From: aidotengineer
Anthropic, an AI safety and research company, focuses on building safe and effective large language models [00:01:26]. A distinguishing research direction for Anthropic is interpretability [00:02:34]. This involves reverse engineering the models to understand how and why they are thinking [00:02:39], and developing capabilities to steer them for specific use cases [00:02:46].
Stages of Interpretability Research
Interpretability research is still in its early stages [00:02:53]. It is approached in stages that build upon each other [00:03:04]:
- Understanding Grasping AI decision-making [00:03:07].
- Detection Understanding specific behaviors and assigning labels to them [00:03:10].
- Steering Influencing the AI’s input [00:03:15].

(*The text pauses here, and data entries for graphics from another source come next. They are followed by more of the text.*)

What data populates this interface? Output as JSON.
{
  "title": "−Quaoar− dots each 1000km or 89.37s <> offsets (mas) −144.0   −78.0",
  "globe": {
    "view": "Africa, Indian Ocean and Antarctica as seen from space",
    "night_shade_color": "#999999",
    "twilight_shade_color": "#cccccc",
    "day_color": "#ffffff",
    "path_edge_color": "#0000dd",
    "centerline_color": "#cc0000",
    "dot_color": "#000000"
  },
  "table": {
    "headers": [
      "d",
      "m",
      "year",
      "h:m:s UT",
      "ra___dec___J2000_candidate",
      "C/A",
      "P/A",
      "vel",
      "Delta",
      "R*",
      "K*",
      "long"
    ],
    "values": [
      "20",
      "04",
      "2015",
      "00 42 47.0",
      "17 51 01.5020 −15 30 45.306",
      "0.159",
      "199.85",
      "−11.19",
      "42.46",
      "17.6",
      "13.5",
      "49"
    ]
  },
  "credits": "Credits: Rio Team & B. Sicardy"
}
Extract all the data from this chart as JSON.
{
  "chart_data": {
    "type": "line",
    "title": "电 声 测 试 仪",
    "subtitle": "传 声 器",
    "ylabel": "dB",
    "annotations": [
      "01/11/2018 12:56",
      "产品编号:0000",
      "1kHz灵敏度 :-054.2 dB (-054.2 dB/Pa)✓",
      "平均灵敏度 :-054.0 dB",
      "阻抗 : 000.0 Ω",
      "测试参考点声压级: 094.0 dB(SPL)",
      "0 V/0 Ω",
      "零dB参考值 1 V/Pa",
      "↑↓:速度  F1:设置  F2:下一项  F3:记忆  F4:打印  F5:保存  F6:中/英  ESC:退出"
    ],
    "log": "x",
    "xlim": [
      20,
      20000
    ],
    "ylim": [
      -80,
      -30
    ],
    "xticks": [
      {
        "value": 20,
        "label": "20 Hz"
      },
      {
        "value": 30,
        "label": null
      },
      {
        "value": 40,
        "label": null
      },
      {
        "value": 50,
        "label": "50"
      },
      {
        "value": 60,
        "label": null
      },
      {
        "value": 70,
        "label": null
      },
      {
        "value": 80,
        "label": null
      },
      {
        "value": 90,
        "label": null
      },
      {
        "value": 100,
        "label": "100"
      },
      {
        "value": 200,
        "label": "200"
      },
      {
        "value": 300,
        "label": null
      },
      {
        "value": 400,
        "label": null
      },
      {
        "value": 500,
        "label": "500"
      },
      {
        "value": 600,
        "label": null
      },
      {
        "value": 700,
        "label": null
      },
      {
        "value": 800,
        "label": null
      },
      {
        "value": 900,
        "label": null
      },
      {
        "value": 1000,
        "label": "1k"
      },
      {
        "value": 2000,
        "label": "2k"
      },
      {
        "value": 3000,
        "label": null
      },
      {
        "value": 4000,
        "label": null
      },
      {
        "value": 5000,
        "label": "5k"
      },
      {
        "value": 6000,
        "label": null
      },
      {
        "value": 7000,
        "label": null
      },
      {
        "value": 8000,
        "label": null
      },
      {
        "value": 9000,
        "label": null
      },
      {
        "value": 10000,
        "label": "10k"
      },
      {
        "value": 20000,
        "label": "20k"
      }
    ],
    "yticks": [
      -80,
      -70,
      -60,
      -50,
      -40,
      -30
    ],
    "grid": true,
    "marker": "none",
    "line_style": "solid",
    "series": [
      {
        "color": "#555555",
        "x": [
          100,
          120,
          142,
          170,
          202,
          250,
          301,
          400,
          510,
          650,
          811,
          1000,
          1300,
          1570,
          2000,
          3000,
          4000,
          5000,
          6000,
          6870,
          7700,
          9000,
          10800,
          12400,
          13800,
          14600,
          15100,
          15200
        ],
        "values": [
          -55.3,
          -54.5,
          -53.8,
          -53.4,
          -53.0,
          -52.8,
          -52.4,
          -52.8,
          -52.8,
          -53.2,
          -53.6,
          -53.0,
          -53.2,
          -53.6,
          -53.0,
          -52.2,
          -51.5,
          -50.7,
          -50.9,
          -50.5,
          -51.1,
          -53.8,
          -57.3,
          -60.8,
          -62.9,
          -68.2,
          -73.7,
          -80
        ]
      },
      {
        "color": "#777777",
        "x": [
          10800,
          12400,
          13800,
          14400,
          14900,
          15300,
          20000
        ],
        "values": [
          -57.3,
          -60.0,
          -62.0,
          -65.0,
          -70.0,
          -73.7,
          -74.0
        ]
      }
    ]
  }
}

- Explainability Unlocking business value from interpretability methods [00:03:22].
Methods and Goals
Anthropic’s interpretability team uses methods to understand feature activations at the model level [00:03:38]. They have published research on “Monosemanticity” and “Scaling Monosemanticity” [00:03:44]. As the technology improves, it could lead to better detection landscapes, providing a deeper grasp of model thinking and behavior [00:03:52], and even discovering “sleeper agents” for safety reasons [00:04:02].
Interpretability is expected to provide significant improvements in AI safety, reliability, and usability in the long term [00:03:31].
Examples
- Feature Activation: When a model is asked about NBA scores and responds with “Steph Curry scored 30 points,” it activates a specific feature, like “feature number 304: famous NBA players” [00:04:09]. This represents a group of neurons activating in a recognizable pattern identified across all mentions of famous basketball players [00:04:27].
- Model Steering (Golden Gate Claude): An example of steering the model was with “Golden Gate Claude” [00:04:41]. By amplifying the activation in the “Golden Gate” direction, if a user asked, “What should I paint my bedroom?”, Claude would respond with suggestions like “paint it red like the Golden Gate Bridge” [00:04:43].